You know that whole Christmas in July thing? Well...

Ahhhh … the wonderful smell of turkey roasting in the oven. Not exactly the smell you think you will be experiencing in June, but my goal list knows no timing.

I had decided long ago that I wanted to learn how to cook a Thanksgiving turkey from beginning to end, stuffing and all. I must take a moment here to thank one of my dear friends and mentors, Raeanne, for being willing to help me with this one. She is a sweetheart and taught me all the tricks of the trade.

She came over early on a Thursday morning with a big pot, some herbs and spices, and we set to work. I had toasted some bread in the oven the night before, so we made stuffing the authentic way, and it turned out great! It had celery, onions, and the spices were parsley, sage, rosemary, and thyme … which Raeanne informed me were the exact same spices discussed in a Simon and Garfunkel song. You know, that one about going to Scarborough Fair? You know the one that sounds Gaelic...? Anyway…

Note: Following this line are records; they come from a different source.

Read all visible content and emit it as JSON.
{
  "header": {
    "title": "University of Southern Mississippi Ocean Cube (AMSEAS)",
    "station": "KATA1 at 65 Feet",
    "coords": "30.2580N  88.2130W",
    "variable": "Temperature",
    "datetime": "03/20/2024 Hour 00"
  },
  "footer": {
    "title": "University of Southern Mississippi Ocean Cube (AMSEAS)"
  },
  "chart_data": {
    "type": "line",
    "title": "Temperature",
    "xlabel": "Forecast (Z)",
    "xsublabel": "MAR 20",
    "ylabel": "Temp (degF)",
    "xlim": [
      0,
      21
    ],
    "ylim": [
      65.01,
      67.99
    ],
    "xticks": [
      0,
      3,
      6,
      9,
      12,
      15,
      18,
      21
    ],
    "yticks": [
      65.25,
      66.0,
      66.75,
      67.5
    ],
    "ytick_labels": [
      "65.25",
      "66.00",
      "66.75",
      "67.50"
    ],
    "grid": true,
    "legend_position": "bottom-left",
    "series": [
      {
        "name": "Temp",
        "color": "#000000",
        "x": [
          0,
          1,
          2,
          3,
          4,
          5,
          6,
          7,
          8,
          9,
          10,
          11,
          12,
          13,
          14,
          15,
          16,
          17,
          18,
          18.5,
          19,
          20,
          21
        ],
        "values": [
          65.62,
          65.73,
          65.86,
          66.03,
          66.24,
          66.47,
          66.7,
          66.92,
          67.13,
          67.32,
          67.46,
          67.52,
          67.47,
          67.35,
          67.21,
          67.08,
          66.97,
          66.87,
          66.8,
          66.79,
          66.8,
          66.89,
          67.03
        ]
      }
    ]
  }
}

We took the nasty giblets out. Ugh. The scariest part was the washing of the turkey … but I got through it okay. *smile*

After the ceremonial stuffing of the turkey, we placed the bird in the oven for cooking. He stayed in there for about three hours or so. Fred the friendly turkey (as we named him) came out the oven looking very handsome. And he was as tasty as he looks here:

There were fringe benefits from this cooking adventure. I learned how to “brown” butter to put on top of the turkey. So, next on the list I will be trying spaghetti with browned butter and mizithra cheese in the style of the similar, popular dish at Spaghetti Factory.

I am thinking about making this another one of my traditions. Thanksgiving in June, sort of like Christmas in July. What do you think?